We think it clear that under this section the function of the reviewing court is limited. That court may set aside, as not in accordance with law, action of the district council which is arbitrary, illegal or discriminatory. It may thus set aside action of the district council which is not founded upon any substantial evidence, but the court may not substitute its own judgment on the facts for that of the district council. Robertson v. Board of Appeals, 210 Md. 190, 122 A.2d 751.

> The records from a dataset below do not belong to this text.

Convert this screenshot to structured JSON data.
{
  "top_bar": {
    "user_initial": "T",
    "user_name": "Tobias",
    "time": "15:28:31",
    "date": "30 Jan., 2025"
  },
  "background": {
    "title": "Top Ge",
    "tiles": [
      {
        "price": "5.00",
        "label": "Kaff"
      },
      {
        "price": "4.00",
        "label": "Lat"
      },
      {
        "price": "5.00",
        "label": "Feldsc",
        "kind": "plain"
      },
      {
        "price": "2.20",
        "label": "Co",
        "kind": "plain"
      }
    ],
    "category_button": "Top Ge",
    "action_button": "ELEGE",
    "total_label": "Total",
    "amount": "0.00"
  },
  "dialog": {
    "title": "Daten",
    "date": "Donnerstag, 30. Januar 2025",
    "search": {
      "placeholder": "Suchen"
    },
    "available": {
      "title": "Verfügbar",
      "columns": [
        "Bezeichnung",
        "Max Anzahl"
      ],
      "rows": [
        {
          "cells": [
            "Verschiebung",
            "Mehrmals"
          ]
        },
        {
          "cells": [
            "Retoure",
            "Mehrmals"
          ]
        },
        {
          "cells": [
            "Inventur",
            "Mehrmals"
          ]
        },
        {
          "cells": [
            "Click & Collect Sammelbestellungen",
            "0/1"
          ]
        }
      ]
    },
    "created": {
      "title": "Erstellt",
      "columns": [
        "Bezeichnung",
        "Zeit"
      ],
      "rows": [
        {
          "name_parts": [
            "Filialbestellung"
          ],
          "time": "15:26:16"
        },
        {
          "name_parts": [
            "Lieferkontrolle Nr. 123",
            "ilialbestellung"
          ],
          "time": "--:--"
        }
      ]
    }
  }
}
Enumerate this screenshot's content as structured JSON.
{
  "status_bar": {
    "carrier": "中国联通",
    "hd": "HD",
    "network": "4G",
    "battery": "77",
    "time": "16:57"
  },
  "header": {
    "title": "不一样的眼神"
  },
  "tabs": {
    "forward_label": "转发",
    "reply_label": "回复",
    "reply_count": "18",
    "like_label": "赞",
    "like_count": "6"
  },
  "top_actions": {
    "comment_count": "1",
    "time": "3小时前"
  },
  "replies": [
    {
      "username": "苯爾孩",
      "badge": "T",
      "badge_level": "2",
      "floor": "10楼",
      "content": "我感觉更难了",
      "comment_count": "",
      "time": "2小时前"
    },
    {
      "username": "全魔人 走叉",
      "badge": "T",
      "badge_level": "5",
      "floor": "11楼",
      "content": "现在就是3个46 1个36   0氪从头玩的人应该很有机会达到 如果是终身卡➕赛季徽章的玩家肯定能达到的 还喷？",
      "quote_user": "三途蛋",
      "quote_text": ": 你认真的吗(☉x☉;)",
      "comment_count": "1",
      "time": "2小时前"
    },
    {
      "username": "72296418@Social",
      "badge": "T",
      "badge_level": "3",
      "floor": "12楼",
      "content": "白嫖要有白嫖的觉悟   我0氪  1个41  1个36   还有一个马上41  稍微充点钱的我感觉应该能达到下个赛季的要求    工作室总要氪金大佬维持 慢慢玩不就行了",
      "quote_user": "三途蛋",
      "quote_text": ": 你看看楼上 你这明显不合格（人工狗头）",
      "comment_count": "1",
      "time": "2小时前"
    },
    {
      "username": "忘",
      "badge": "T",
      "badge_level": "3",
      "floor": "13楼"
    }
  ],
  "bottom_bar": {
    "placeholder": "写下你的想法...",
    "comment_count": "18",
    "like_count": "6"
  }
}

More specifically under the Montgomery County Code provision above cited the function of the reviewing court is only to determine whether the zoning authority, the district council, has properly applied the governing law to the facts. The controlling law here is the long established rule that where an application is made for reclassification of a tract of land from one zoning classification to another, there is a presumption that the classification established by the original zoning was well planned and arranged and was intended to be more or less permanent, subject to change only where there are genuine changes in conditions in the locality. Before a zoning board rezones a property there must be proof either of mistake in the original zoning or that the character of the neighborhood has changed to such an extent that such reclassification ought to be granted. Among the more recent of innumerable cases recognizing this are Shadynook Imp. Assn. v. Molloy, 232 Md. 265, 192 A.2d 502; Alvey v. Michaels, 231 Md. 22, 188 A.2d 293; Bishop v. Bd. of Co. Comm'rs, 230 Md. 494, 187 A.2d 851; and West Ridge, Inc. v. McNamara, 222 Md. 448, 454, 160 A.2d 907, and cases cited therein.

*420 Here, the applicants admit that they relied primarily (indeed, we think, almost entirely) on a single change, the construction of the armory, a permitted use under the existing zoning of the property as a basis for the change in zoning which they sought. In addition to the testimony of a citizen opposing the rezoning, the district council had before it and considered the recommendations above referred to of the planning board and of the city government that the application be disapproved because of its inconsistency with the general plan and the lack of sufficient change in conditions. We can not say that the council's action in denying the application on the record before it was in any way arbitrary, illegal or discriminatory, or that it was not at least "fairly debatable," to quote a phrase often used in our decisions.

We might add that the appellees did not offer to prove that the denial of the rezoning request deprived them of all beneficial use of the property, a recognized ground for rezoning. Frankel v. City of Baltimore, 223 Md. 97, 162 A.2d 447. Clearly the fact it would be more profitable to the owners to use the land for multiple-family medium density residential is not controlling if it can be used reasonably for the purposes for which it is already zoned. Reiskin v. Mont. County Council, 229 Md. 142, 182 A.2d 34; Mont. Co. Council v. Scrimgeour, 211 Md. 306, 127 A.2d 528. The Ertters have resided for several years on the property in a single family residence.

Furthermore we do not think that the paving of an area of the armory lot, stressed by the appellees, made the necessity for rezoning the property less debatable, when that factor was considered by the district council.

From the record before us we think the heavy burden placed upon the appellees was not met by them. There was substantial evidence to sustain the determination of the district council in denying the rezoning. Whether that evidence was to be relied on, what inferences were to be drawn from it, and whether those which the council drew were right or wrong was beyond the scope of judicial review. Wakefield v. Kraft, 202 Md. 136, 96 A.2d 27.

Order reversed, costs to be paid by appellees.